Early adoption and use cases
Several companies report measurable improvements using GPT-4.1. Legal-tech firm Blue J cites a 53% increase in accuracy on complex tax scenarios. At analytics platform Hex, success rates for SQL queries reportedly doubled. Thomson Reuters saw a 17% gain in legal document analysis accuracy, and Carlyle reports a 50% improvement in extracting information from lengthy financial texts.
Startup Windsurf, which had early access to GPT-4.1, also notes substantial gains. For the next seven days, users can try the model for free via the developer platform of the same name, after which it will be available at a discounted rate. This approach may serve as a competitive strategy in the increasingly crowded “vibe-coding” space, currently led by tools like Cursor.
Pricing and deprecation of GPT-4.5
OpenAI is positioning the GPT-4.1 series aggressively on price.
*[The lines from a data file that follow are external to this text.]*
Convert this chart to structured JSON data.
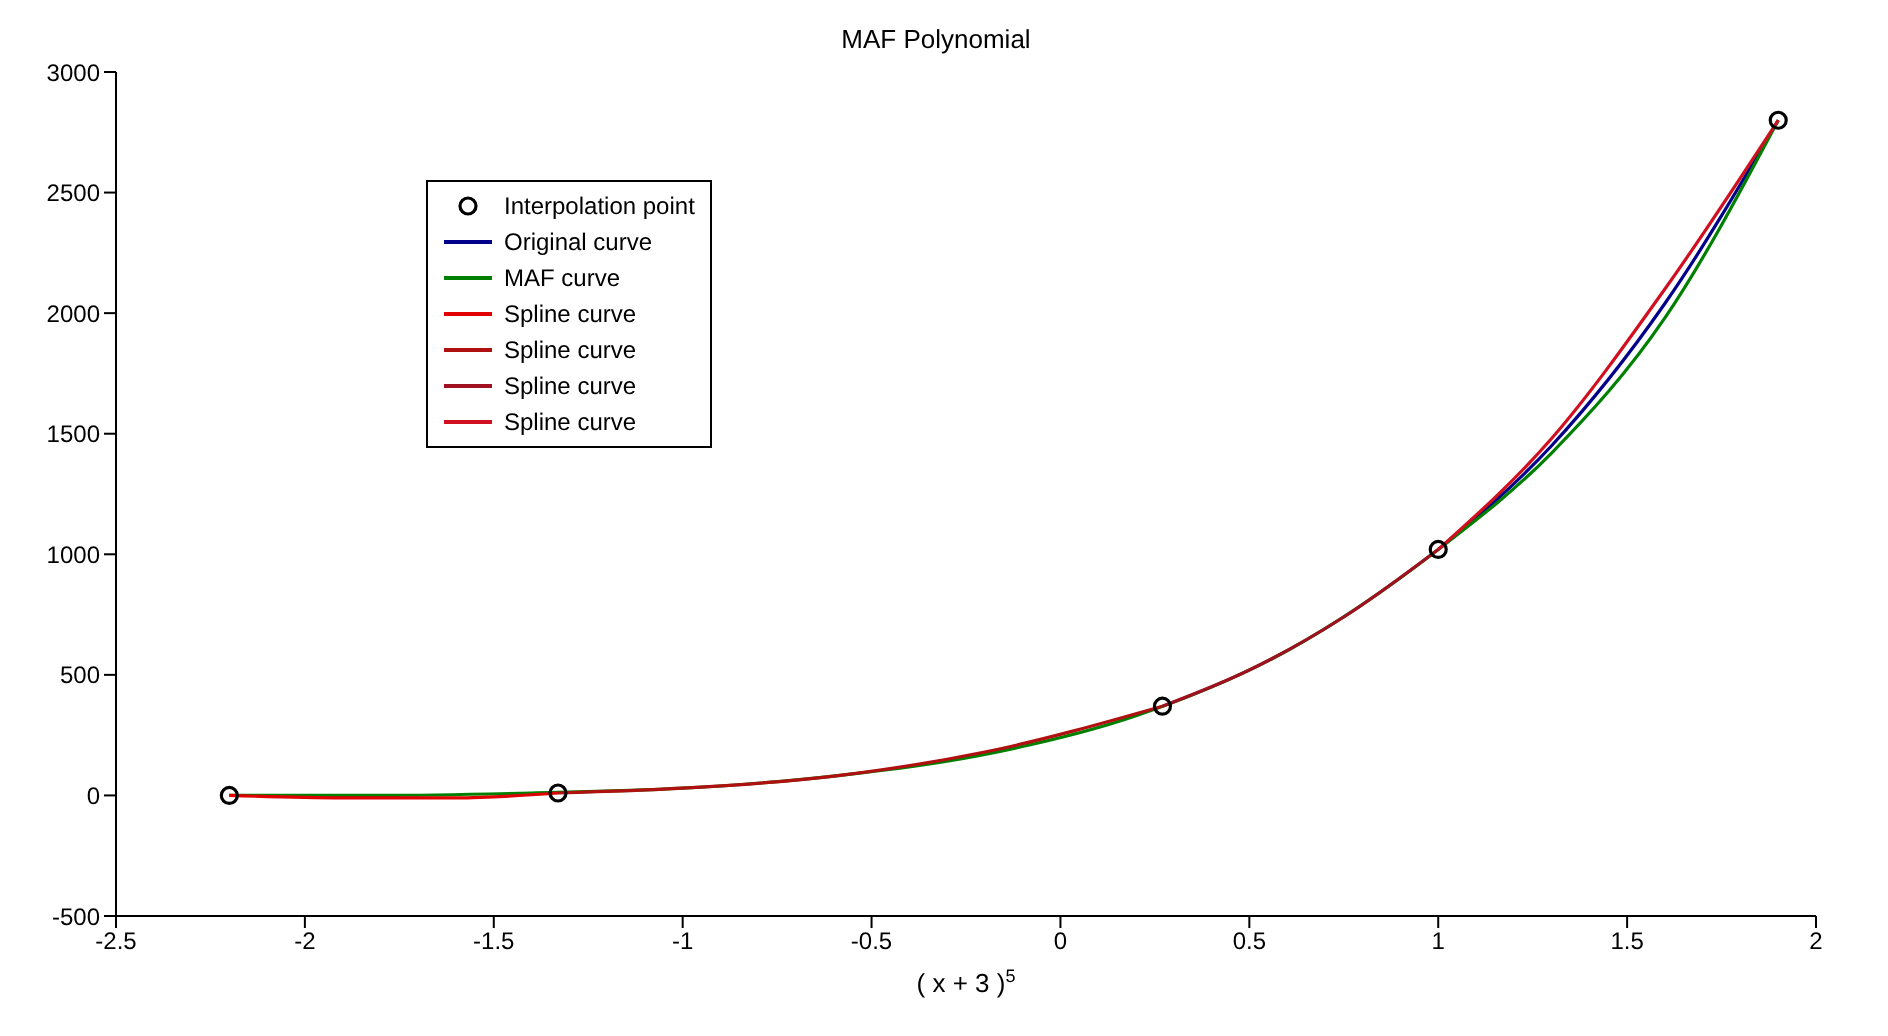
{
  "chart_data": {
    "type": "line",
    "title": "MAF Polynomial",
    "xlabel": "( x + 3 )$^{5}$",
    "xlim": [
      -2.5,
      2
    ],
    "xticks": [
      -2.5,
      -2,
      -1.5,
      -1,
      -0.5,
      0,
      0.5,
      1,
      1.5,
      2
    ],
    "ylim": [
      -500,
      3000
    ],
    "yticks": [
      -500,
      0,
      500,
      1000,
      1500,
      2000,
      2500,
      3000
    ],
    "grid": false,
    "legend": "top left",
    "series": [
      {
        "name": "Interpolation point",
        "type": "scatter",
        "marker": "circle",
        "color": "#000000",
        "x": [
          -2.2,
          -1.33,
          0.27,
          1.0,
          1.9
        ],
        "values": [
          0,
          10,
          370,
          1020,
          2800
        ]
      },
      {
        "name": "Original curve",
        "type": "line",
        "marker": "none",
        "color": "#00008b",
        "x": [
          1.0,
          1.3,
          1.6,
          1.9
        ],
        "values": [
          1020,
          1450,
          2040,
          2800
        ]
      },
      {
        "name": "MAF curve",
        "type": "line",
        "marker": "none",
        "color": "#008000",
        "x": [
          -2.2,
          -1.8,
          -1.4,
          -1.0,
          -0.6,
          -0.2,
          0.2,
          0.6,
          1.0,
          1.3,
          1.6,
          1.9
        ],
        "values": [
          0,
          0,
          10,
          30,
          80,
          170,
          330,
          600,
          1020,
          1420,
          1980,
          2800
        ]
      },
      {
        "name": "Spline curve",
        "type": "line",
        "marker": "none",
        "color": "#e00000",
        "x": [
          -2.2,
          -1.9,
          -1.6,
          -1.33
        ],
        "values": [
          0,
          -10,
          -10,
          10
        ]
      },
      {
        "name": "Spline curve",
        "type": "line",
        "marker": "none",
        "color": "#b01010",
        "x": [
          -1.33,
          -1.0,
          -0.6,
          -0.2,
          0.27
        ],
        "values": [
          10,
          30,
          80,
          180,
          370
        ]
      },
      {
        "name": "Spline curve",
        "type": "line",
        "marker": "none",
        "color": "#a01020",
        "x": [
          0.27,
          0.5,
          0.75,
          1.0
        ],
        "values": [
          370,
          520,
          740,
          1020
        ]
      },
      {
        "name": "Spline curve",
        "type": "line",
        "marker": "none",
        "color": "#d01020",
        "x": [
          1.0,
          1.3,
          1.6,
          1.9
        ],
        "values": [
          1020,
          1480,
          2100,
          2800
        ]
      }
    ]
  }
}
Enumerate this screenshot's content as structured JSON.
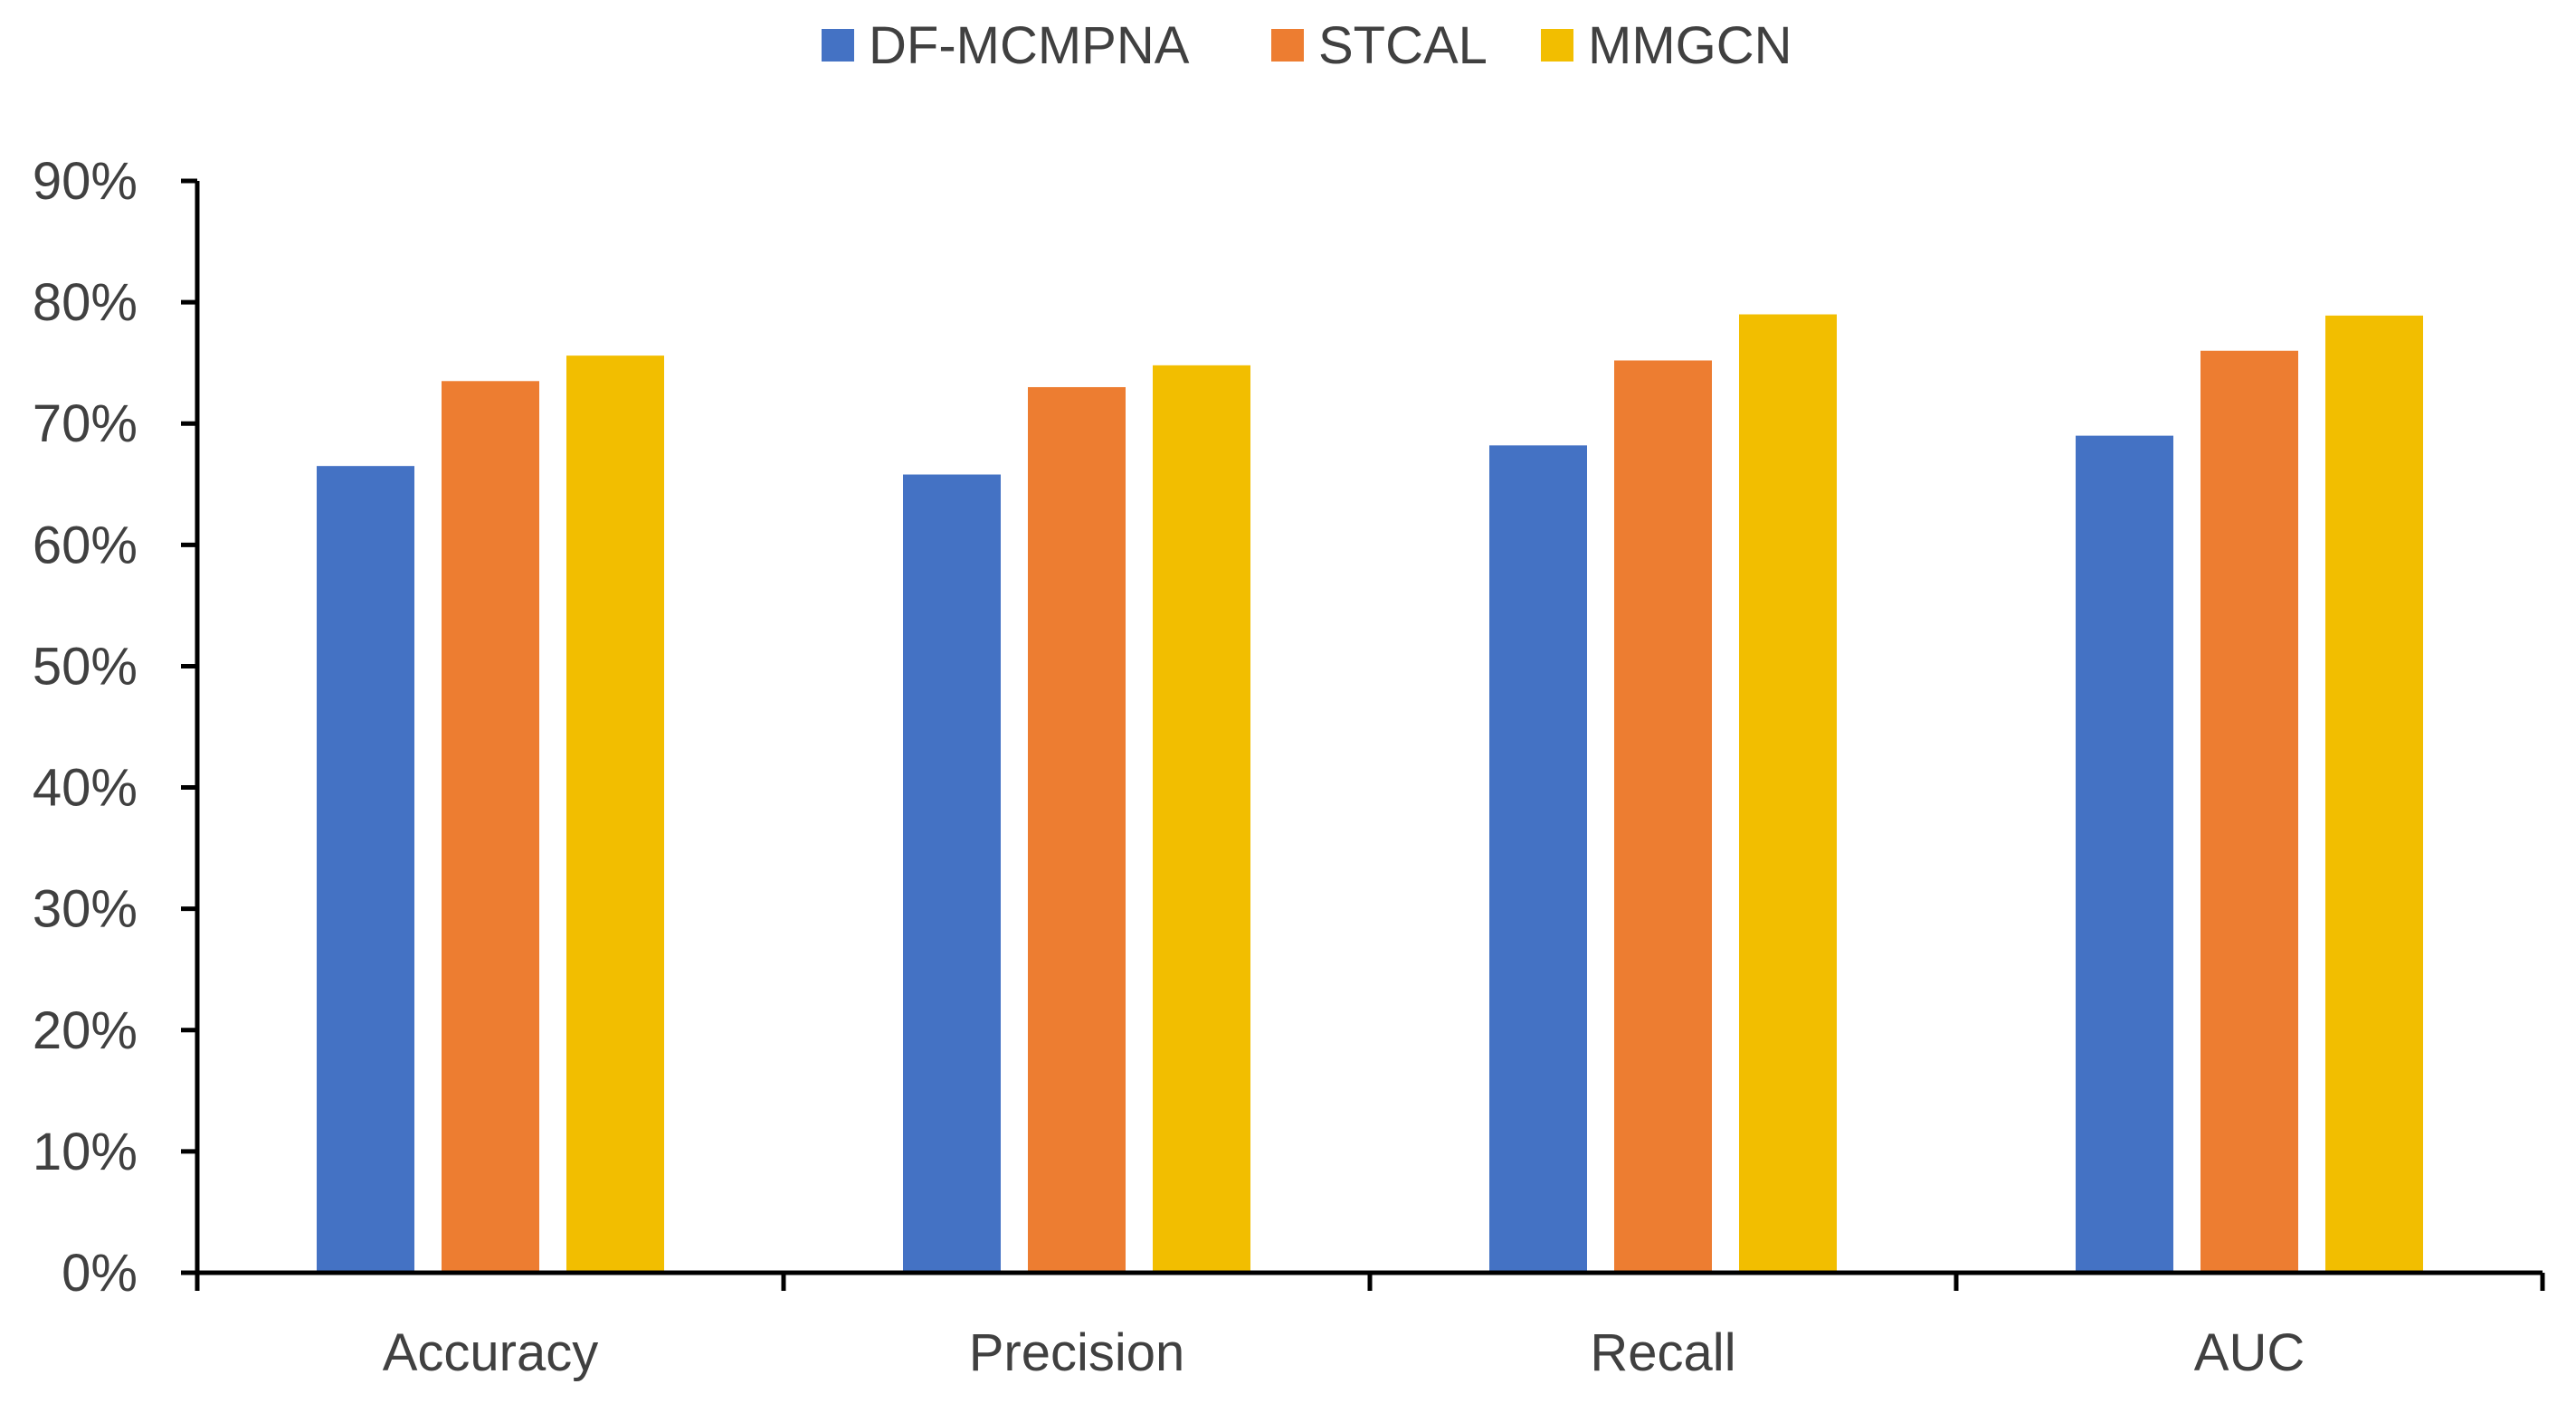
{
  "chart_data": {
    "type": "bar",
    "categories": [
      "Accuracy",
      "Precision",
      "Recall",
      "AUC"
    ],
    "series": [
      {
        "name": "DF-MCMPNA",
        "color": "#4472C4",
        "values": [
          66.5,
          65.8,
          68.2,
          69.0
        ]
      },
      {
        "name": "STCAL",
        "color": "#ED7D31",
        "values": [
          73.5,
          73.0,
          75.2,
          76.0
        ]
      },
      {
        "name": "MMGCN",
        "color": "#F2BE00",
        "values": [
          75.6,
          74.8,
          79.0,
          78.9
        ]
      }
    ],
    "yticks": [
      "0%",
      "10%",
      "20%",
      "30%",
      "40%",
      "50%",
      "60%",
      "70%",
      "80%",
      "90%"
    ],
    "ylim": [
      0,
      90
    ],
    "legend_position": "top-center",
    "grid": false
  }
}
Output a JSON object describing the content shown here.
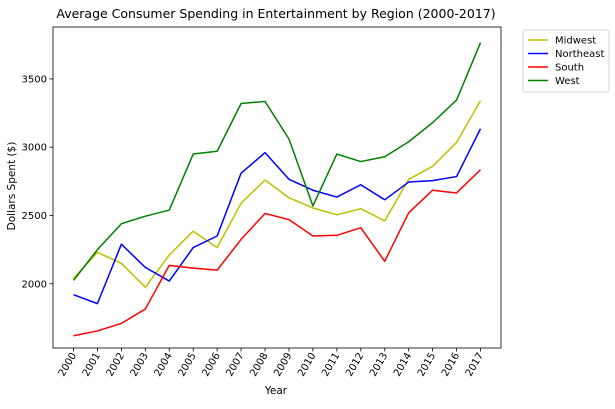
{
  "chart_data": {
    "type": "line",
    "title": "Average Consumer Spending in Entertainment by Region (2000-2017)",
    "xlabel": "Year",
    "ylabel": "Dollars Spent ($)",
    "x": [
      "2000",
      "2001",
      "2002",
      "2003",
      "2004",
      "2005",
      "2006",
      "2007",
      "2008",
      "2009",
      "2010",
      "2011",
      "2012",
      "2013",
      "2014",
      "2015",
      "2016",
      "2017"
    ],
    "ylim": [
      1530,
      3880
    ],
    "yticks": [
      "2000",
      "2500",
      "3000",
      "3500"
    ],
    "legend_position": "outside-upper-right",
    "grid": false,
    "series": [
      {
        "name": "Midwest",
        "color": "#bfbf00",
        "values": [
          2040,
          2230,
          2150,
          1975,
          2210,
          2385,
          2265,
          2590,
          2760,
          2630,
          2555,
          2505,
          2550,
          2460,
          2765,
          2860,
          3035,
          3340
        ]
      },
      {
        "name": "Northeast",
        "color": "#0000ff",
        "values": [
          1920,
          1855,
          2290,
          2120,
          2020,
          2265,
          2350,
          2810,
          2960,
          2765,
          2685,
          2635,
          2725,
          2615,
          2745,
          2755,
          2785,
          3135
        ]
      },
      {
        "name": "South",
        "color": "#ff0000",
        "values": [
          1620,
          1655,
          1710,
          1815,
          2135,
          2115,
          2100,
          2325,
          2515,
          2470,
          2350,
          2355,
          2410,
          2165,
          2520,
          2685,
          2665,
          2835
        ]
      },
      {
        "name": "West",
        "color": "#008000",
        "values": [
          2025,
          2250,
          2440,
          2495,
          2540,
          2950,
          2970,
          3320,
          3335,
          3060,
          2570,
          2950,
          2895,
          2930,
          3040,
          3180,
          3345,
          3765
        ]
      }
    ]
  }
}
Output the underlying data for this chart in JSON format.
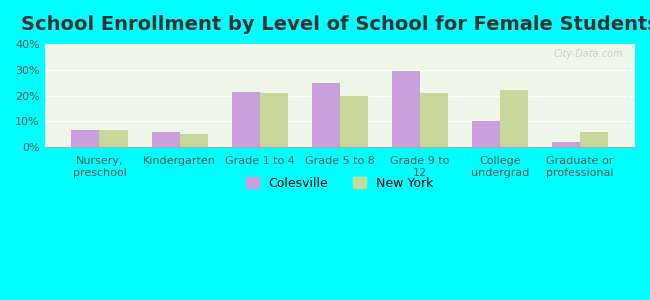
{
  "title": "School Enrollment by Level of School for Female Students",
  "categories": [
    "Nursery,\npreschool",
    "Kindergarten",
    "Grade 1 to 4",
    "Grade 5 to 8",
    "Grade 9 to\n12",
    "College\nundergrad",
    "Graduate or\nprofessional"
  ],
  "colesville": [
    6.5,
    6.0,
    21.5,
    25.0,
    29.5,
    10.0,
    2.0
  ],
  "new_york": [
    6.5,
    5.0,
    21.0,
    20.0,
    21.0,
    22.0,
    6.0
  ],
  "colesville_color": "#c9a0dc",
  "new_york_color": "#c8d89a",
  "background_color": "#00ffff",
  "ylim": [
    0,
    40
  ],
  "yticks": [
    0,
    10,
    20,
    30,
    40
  ],
  "bar_width": 0.35,
  "legend_colesville": "Colesville",
  "legend_new_york": "New York",
  "title_fontsize": 14,
  "tick_fontsize": 8,
  "legend_fontsize": 9
}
GPT-4.1 is 26% cheaper than GPT-4o for medium-sized queries, with input costing $2 and output $8 per million tokens. GPT-4.1 nano is the most affordable, priced at $0.10 per million input tokens. Long-context capabilities are included at no extra cost, and prompt caching discounts reach up to 75%.

The previously released GPT-4.5 Preview will be retired on July 14, 2025. “We need those GPUs back,” joked the hosts during the livestream. OpenAI encourages developers to migrate to GPT-4.1 and has published an updated prompting guide available here.